I understand the plot is about a Jewish table tennis player with,as Ralph Kramden would say,"a BIIIIIG mouth." He apparently beds Gweneth Paltrow,as part of his quest,to be the best ping pong guy in the world
If I was 25--or any age--no way would I spend money for this loud "comedy/drama".
--GRA
I hope it's not based on Paddy Chayefsky's MARTY! They were actually threatening to turn that into a Broadway musical some years ago, but fortunately it never transpired. You can imagine the Sondheim-esque duet: "What do ya wanna DO tonight, Mar-teeee..." "I dunno, wadda YOU wanna do tonight, ANGIEEEE..."
-RM
Seventy years later,nothing remotely similar to Ernie's low key,Oscar performance in this month's "Marty Supreme".
Ping pong movies aren't fascinating to me. But it's supposed to be based on a 1950s Marty(Reisman).
Chalamet seems to be the new star after his Bob Dylan role and now Marty Reisman.
. What's next--a yo-yo biopic of Barney Akers,from the 50s too? Then marbles. Solitaire?
--GRA
I find the era of "live" TV drama to be grossly overrated, but the original MARTY with Rod Steiger definitely had a raw, bleak quality that the movie lacked. And Ernie was lovable- Steiger, definitely not! Shows how society has changed, that a story about lonely people, and a guy who looks down on himself, should have struck such a chord with the audience back in the early 1950s. Now everyone thinks they're wonderful, especially the hideously ugly, freakish people that seem to run the world and are happy to post images and video of themselves on "social media"!

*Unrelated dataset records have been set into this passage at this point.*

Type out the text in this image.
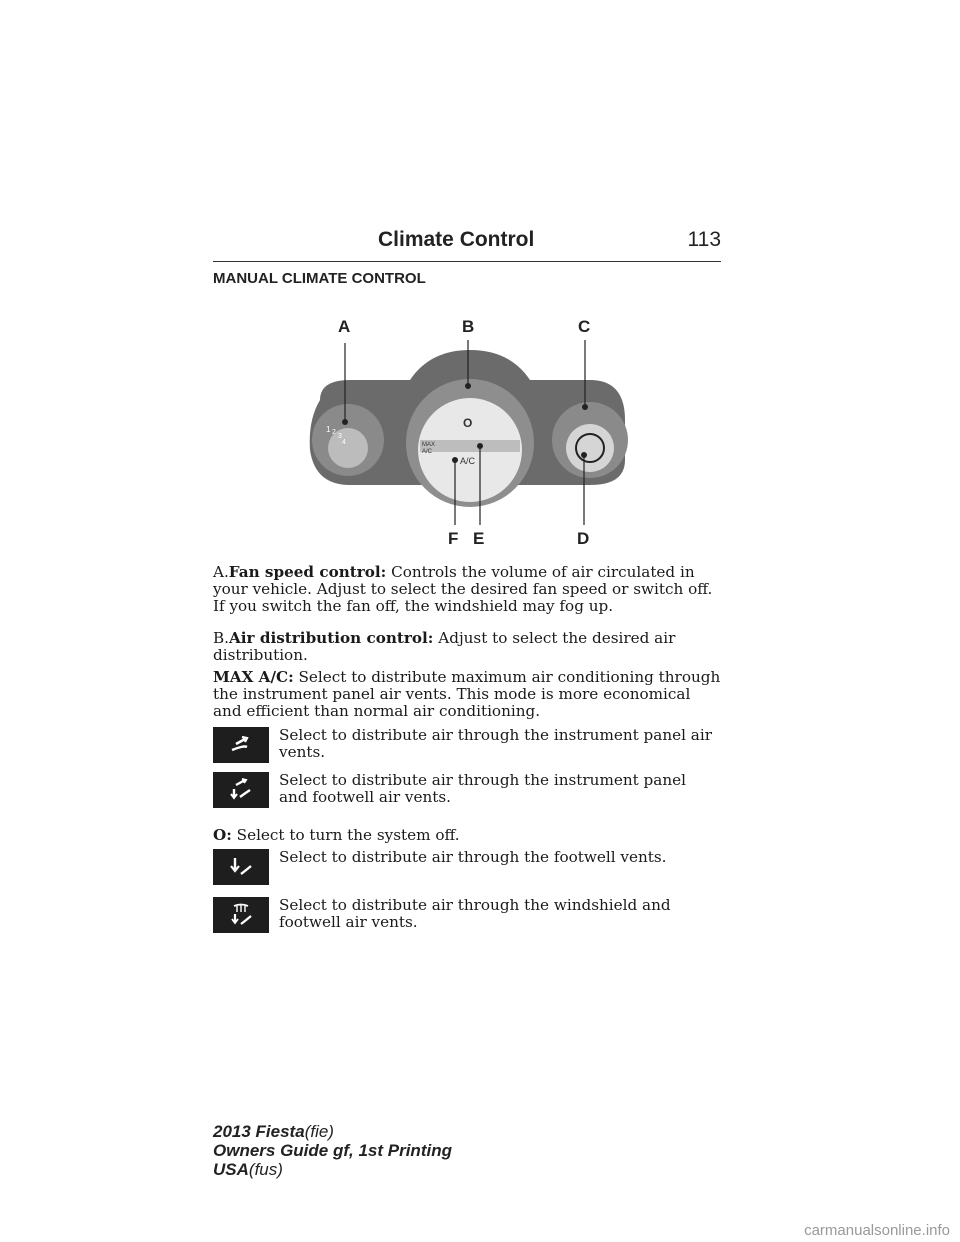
Climate Control	113
MANUAL CLIMATE CONTROL
1 2
3
4
O
MAX
A/C
A/C
A	B	C
D
E
F
A.Fan speed control: Controls the volume of air circulated in your vehicle. Adjust to select the desired fan speed or switch off. If you switch the fan off, the windshield may fog up.
B.Air distribution control: Adjust to select the desired air distribution.
MAX A/C: Select to distribute maximum air conditioning through the instrument panel air vents. This mode is more economical and efficient than normal air conditioning.
Select to distribute air through the instrument panel air vents.
Select to distribute air through the instrument panel and footwell air vents.
O: Select to turn the system off.
Select to distribute air through the footwell vents.
Select to distribute air through the windshield and footwell air vents.
2013 Fiesta(fie)
Owners Guide gf, 1st Printing
USA(fus)
carmanualsonline.info
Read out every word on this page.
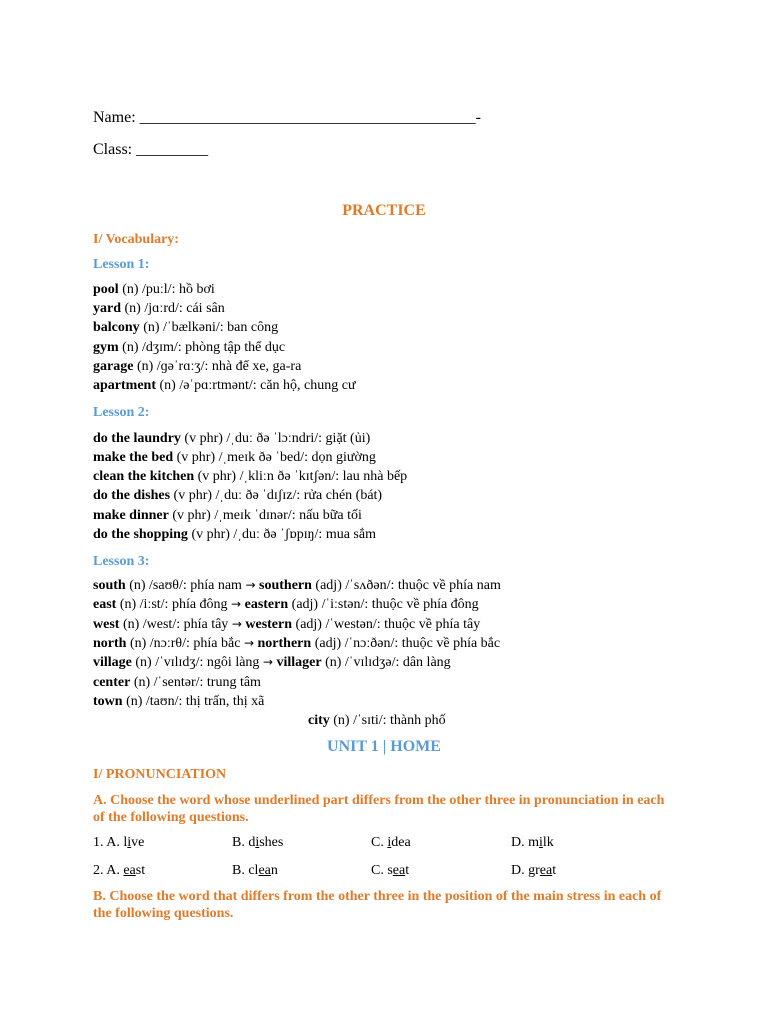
Name: __________________________________________-
Class: _________
PRACTICE
I/ Vocabulary:
Lesson 1:
pool (n) /puːl/: hồ bơi
yard (n) /jɑːrd/: cái sân
balcony (n) /ˈbælkəni/: ban công
gym (n) /dʒɪm/: phòng tập thể dục
garage (n) /ɡəˈrɑːʒ/: nhà để xe, ga-ra
apartment (n) /əˈpɑːrtmənt/: căn hộ, chung cư
Lesson 2:
do the laundry (v phr) /ˌduː ðə ˈlɔːndri/: giặt (ủi)
make the bed (v phr) /ˌmeɪk ðə ˈbed/: dọn giường
clean the kitchen (v phr) /ˌkliːn ðə ˈkɪtʃən/: lau nhà bếp
do the dishes (v phr) /ˌduː ðə ˈdɪʃɪz/: rửa chén (bát)
make dinner (v phr) /ˌmeɪk ˈdɪnər/: nấu bữa tối
do the shopping (v phr) /ˌduː ðə ˈʃɒpɪŋ/: mua sắm
Lesson 3:
south (n) /saʊθ/: phía nam → southern (adj) /ˈsʌðən/: thuộc về phía nam
east (n) /iːst/: phía đông → eastern (adj) /ˈiːstən/: thuộc về phía đông
west (n) /west/: phía tây → western (adj) /ˈwestən/: thuộc về phía tây
north (n) /nɔːrθ/: phía bắc → northern (adj) /ˈnɔːðən/: thuộc về phía bắc
village (n) /ˈvɪlɪdʒ/: ngôi làng → villager (n) /ˈvɪlɪdʒə/: dân làng
center (n) /ˈsentər/: trung tâm
town (n) /taʊn/: thị trấn, thị xã
city (n) /ˈsɪti/: thành phố
UNIT 1 | HOME
I/ PRONUNCIATION
A. Choose the word whose underlined part differs from the other three in pronunciation in each of the following questions.
1. A. live	B. dishes	C. idea	D. milk
2. A. east	B. clean	C. seat	D. great
B. Choose the word that differs from the other three in the position of the main stress in each of the following questions.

https://archive.org/details/PhilcoPlayhouseMarty1953
-RM
It may sound simplistic,but when people had heroes and were fans of movie stars and sports greats instead of themselves,it was a better country.
--GRA
"MARTY SUPREME" FLICK ABOUT PING PONG,PROJECTED FOR ABOUT $12-15 MILLION OPENING WEEKEND(COST $75 MILLION TO MAKE)
GRA:The new "Avatar" sequel and "Anaconda"(Jack Black,"chased by snakes,"movie)is getting most of the box office. "Marty Supreme," which the studio hoped would have
a big turnout from millions of ping pong fanatics(sarcasm)running to theaters,may bring in 12-15 million. The massive advertising looks like it didn't pay off.
--GRA
TCM's Film Noir of the Week at 12:30 and 10 a.m.is Carol Reed's Odd Man Out (1947) with James Mason, Robert Newton, Kathleen Sullivan, Cyril Cusack, P.J. McCormack, Denis O'Dea, W.G. Fay, Dan O'Herlihy.

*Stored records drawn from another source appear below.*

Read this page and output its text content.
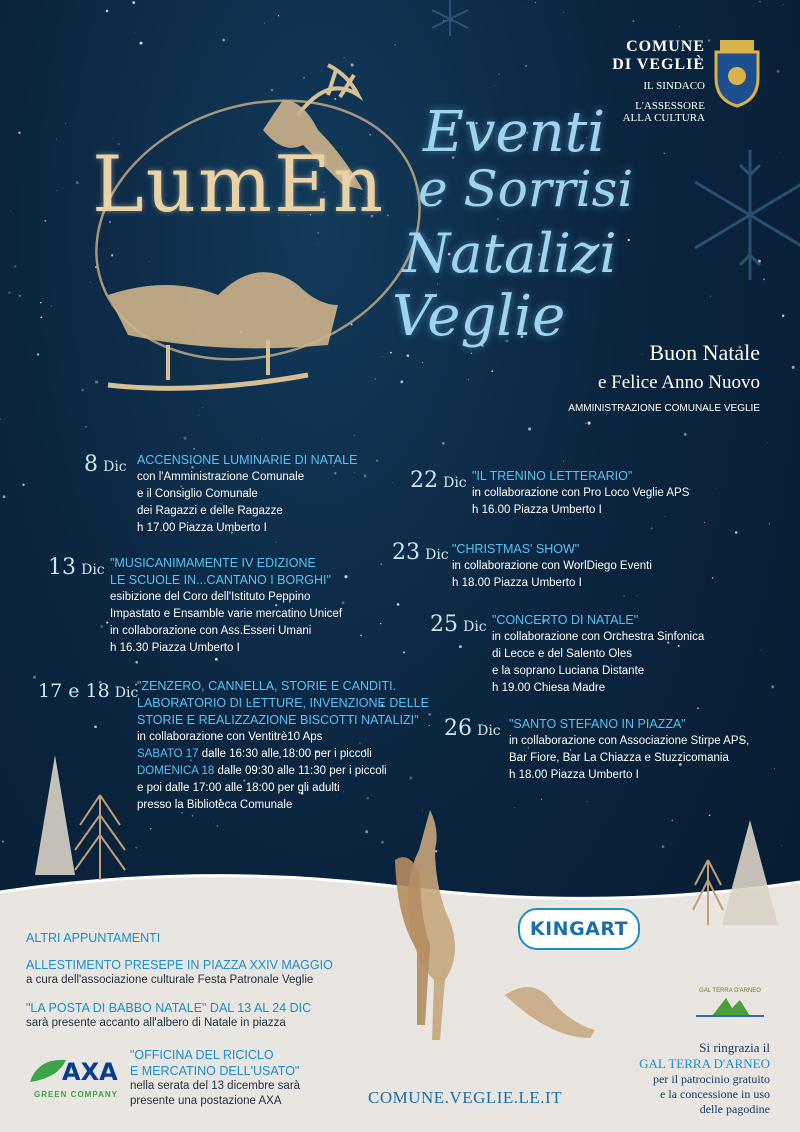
COMUNE
DI VEGLIÈ
IL SINDACO
L'ASSESSORE
ALLA CULTURA
LumEn
Eventi
e Sorrisi
Natalizi
Veglie
Buon Natale
e Felice Anno Nuovo
AMMINISTRAZIONE COMUNALE VEGLIE
8 Dic ACCENSIONE LUMINARIE DI NATALE
con l'Amministrazione Comunale
e il Consiglio Comunale
dei Ragazzi e delle Ragazze
h 17.00 Piazza Umberto I
13 Dic "MUSICANIMAMENTE IV EDIZIONE
LE SCUOLE IN...CANTANO I BORGHI"
esibizione del Coro dell'Istituto Peppino
Impastato e Ensamble varie mercatino Unicef
in collaborazione con Ass.Esseri Umani
h 16.30 Piazza Umberto I
17 e 18 Dic
"ZENZERO, CANNELLA, STORIE E CANDITI.
LABORATORIO DI LETTURE, INVENZIONE DELLE
STORIE E REALIZZAZIONE BISCOTTI NATALIZI"
in collaborazione con Ventitrè10 Aps
SABATO 17 dalle 16:30 alle 18:00 per i piccoli
DOMENICA 18 dalle 09:30 alle 11:30 per i piccoli
e poi dalle 17:00 alle 18:00 per gli adulti
presso la Biblioteca Comunale
22 Dic "IL TRENINO LETTERARIO"
in collaborazione con Pro Loco Veglie APS
h 16.00 Piazza Umberto I
23 Dic "CHRISTMAS' SHOW"
in collaborazione con WorlDiego Eventi
h 18.00 Piazza Umberto I
25 Dic "CONCERTO DI NATALE"
in collaborazione con Orchestra Sinfonica
di Lecce e del Salento Oles
e la soprano Luciana Distante
h 19.00 Chiesa Madre
26 Dic "SANTO STEFANO IN PIAZZA"
in collaborazione con Associazione Stirpe APS,
Bar Fiore, Bar La Chiazza e Stuzzicomania
h 18.00 Piazza Umberto I
KINGART
GAL TERRA D'ARNEO
ALTRI APPUNTAMENTI
ALLESTIMENTO PRESEPE IN PIAZZA XXIV MAGGIO
a cura dell'associazione culturale Festa Patronale Veglie
"LA POSTA DI BABBO NATALE" DAL 13 AL 24 DIC
sarà presente accanto all'albero di Natale in piazza
"OFFICINA DEL RICICLO
E MERCATINO DELL'USATO"
nella serata del 13 dicembre sarà
presente una postazione AXA
AXA
GREEN COMPANY
Si ringrazia il
GAL TERRA D'ARNEO
per il patrocinio gratuito
e la concessione in uso
delle pagodine
COMUNE.VEGLIE.LE.IT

James Mason (in one of the finest performances of his career) is the local IRA leader in Belfast, who has been hiding out in the home of the woman (Sullivan) who loves him ever since his escape from prison six months before. He and his comrades stick up a local mill to obtain funds. The heist went wrong and Mason was wounded.
Carol Reed was critcized by both sides of "favoritism." Politics aside, Reed's film is considered by many a masterppiece of film noir.